Crossfirst Bankshares Inc.

12/13/2024 | Press release | Distributed by Public on 12/13/2024 15:32

Material Event - Form 425

Item 8.01 Other Events.

As previously announced, on August 26, 2024, CrossFirst Bankshares, Inc., a Kansas corporation ("CrossFirst"), and First Busey Corporation, a Nevada corporation ("Busey"), entered into an Agreement and Plan of Merger (the "Merger Agreement") pursuant to which CrossFirst will merge with and into Busey, with Busey as the surviving corporation in the merger (the "Merger"). Following the Merger, at a date and time as determined by Busey, CrossFirst Bank, a Kansas state-chartered bank and a wholly owned subsidiary of CrossFirst, will merge with and into Busey Bank, an Illinois state-chartered bank and a wholly owned subsidiary of Busey, with Busey Bank as the surviving bank. The transaction is described in more detail in CrossFirst's Current Report on Form 8-K filed with the U.S. Securities and Exchange Commission (the "SEC") on August 27, 2024.

In connection with the proposed transaction, Busey filed a registration statement on Form S-4 (the "Registration Statement") with the SEC on October 18, 2024 and Amendment No. 1 to the Registration Statement on November 8, 2024 containing a joint proxy statement/prospectus of CrossFirst and Busey (as amended, the "joint proxy statement/prospectus"). The Registration Statement was declared effective by the SEC on November 13, 2024. On November 13, 2024, the joint proxy statement/prospectus was filed by CrossFirst with the SEC as a definitive proxy statement on Schedule 14A and by Busey with the SEC as a definitive proxy statement/prospectus, and CrossFirst and Busey first mailed the joint proxy statement/prospectus to their respective stockholders on or about November 13, 2024.

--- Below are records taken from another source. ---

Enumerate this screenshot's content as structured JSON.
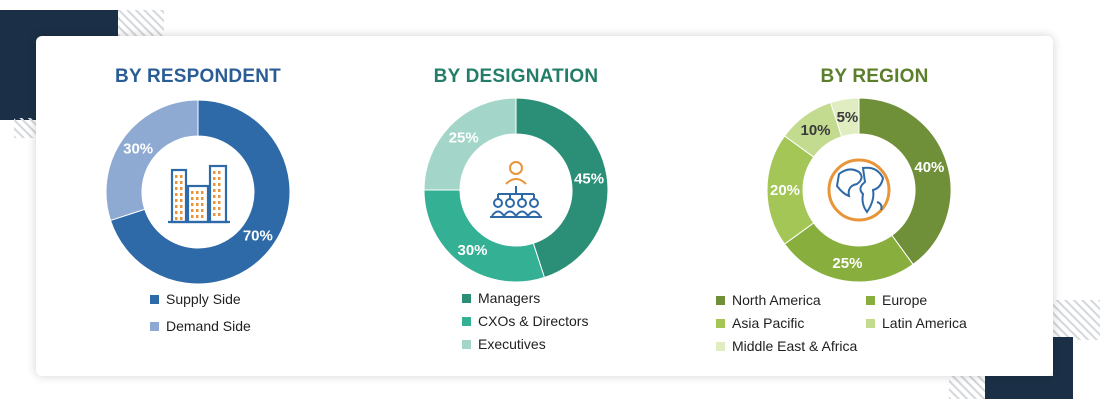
{
  "chart_data": [
    {
      "type": "pie",
      "title": "BY RESPONDENT",
      "categories": [
        "Supply Side",
        "Demand Side"
      ],
      "values": [
        70,
        30
      ],
      "labels": [
        "70%",
        "30%"
      ],
      "colors": [
        "#2e6aa7",
        "#8eaad3"
      ],
      "title_color": "#2a5d96",
      "center_icon": "buildings-icon",
      "legend_placement": "bottom"
    },
    {
      "type": "pie",
      "title": "BY DESIGNATION",
      "categories": [
        "Managers",
        "CXOs & Directors",
        "Executives"
      ],
      "values": [
        45,
        30,
        25
      ],
      "labels": [
        "45%",
        "30%",
        "25%"
      ],
      "colors": [
        "#2b8f77",
        "#34b095",
        "#a3d6c9"
      ],
      "title_color": "#247d69",
      "center_icon": "hierarchy-people-icon",
      "legend_placement": "bottom"
    },
    {
      "type": "pie",
      "title": "BY REGION",
      "categories": [
        "North America",
        "Europe",
        "Asia Pacific",
        "Latin America",
        "Middle East & Africa"
      ],
      "values": [
        40,
        25,
        20,
        10,
        5
      ],
      "labels": [
        "40%",
        "25%",
        "20%",
        "10%",
        "5%"
      ],
      "colors": [
        "#6f8f38",
        "#88af3d",
        "#a3c657",
        "#c3db8f",
        "#dfedc1"
      ],
      "title_color": "#5b7f2a",
      "center_icon": "globe-icon",
      "legend_placement": "bottom"
    }
  ]
}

Following the filing of the joint proxy statement/prospectus and as of the date of this Current Report on Form 8-K, purported stockholders of CrossFirst have filed two lawsuits against CrossFirst, the individual members of the CrossFirst board of directors, and/or Busey. The first lawsuit captioned Joel Zalvin v. CrossFirst Bankshares, Inc., et al., was filed in the District Court of Johnson County, Kansas in the 10th Judicial District on November 26, 2024 (the "Zalvin Complaint"). The second lawsuit, captioned Stephen Bushansky v. CrossFirst Bankshares, Inc., et al., was filed in the District Court of Johnson County, Kansas in the 10th Judicial District on November 29, 2024 (the "Bushansky Complaint" and together with the Zalvin Complaint, the "Complaints"). Additionally, beginning on October 24, 2024, CrossFirst and Busey have received demand letters from counsel representing other individual purported stockholders of CrossFirst and Busey (collectively, the "Demands" and, together with the Complaints, the "Matters"). The Matters allege, among other things, that the defendants caused a false and misleading registration statement relating to the Merger to be filed with the SEC in violation of Section 14(a) and Section 20(a) of the Securities Exchange Act of 1934, as amended, and Rule 14a-9 promulgated thereunder, breached their fiduciary obligations under state law, and/or committed negligence and negligent misrepresentation and concealment under state common law.

CrossFirst and Busey believe that the claims asserted in the Matters are without merit and supplemental disclosures are not required or necessary under applicable laws. However, in order to avoid the risk that the Matters delay or otherwise adversely affect the Merger, and to minimize the costs, risks and uncertainties inherent in litigation, and without admitting any liability or wrongdoing, CrossFirst and Busey are supplementing the joint proxy statement/prospectus as described in this Current Report on Form 8-K. CrossFirst, the other named defendants and Busey deny that they have violated any laws or breached any fiduciary duties. Nothing in this Current Report on Form 8-K shall be deemed an admission of the legal necessity or materiality under applicable laws of any of the disclosures set forth herein or in the joint proxy statement/prospectus. To the contrary, CrossFirst, the other named defendants and Busey specifically deny all allegations in the Matters and that any additional disclosure was or is required in the joint proxy statement/prospectus. CrossFirst or Busey may receive additional similar demand letters or may be named in similar complaints. If such complaints are filed, absent new or different allegations that are material, CrossFirst and Busey will not necessarily announce such additional filings.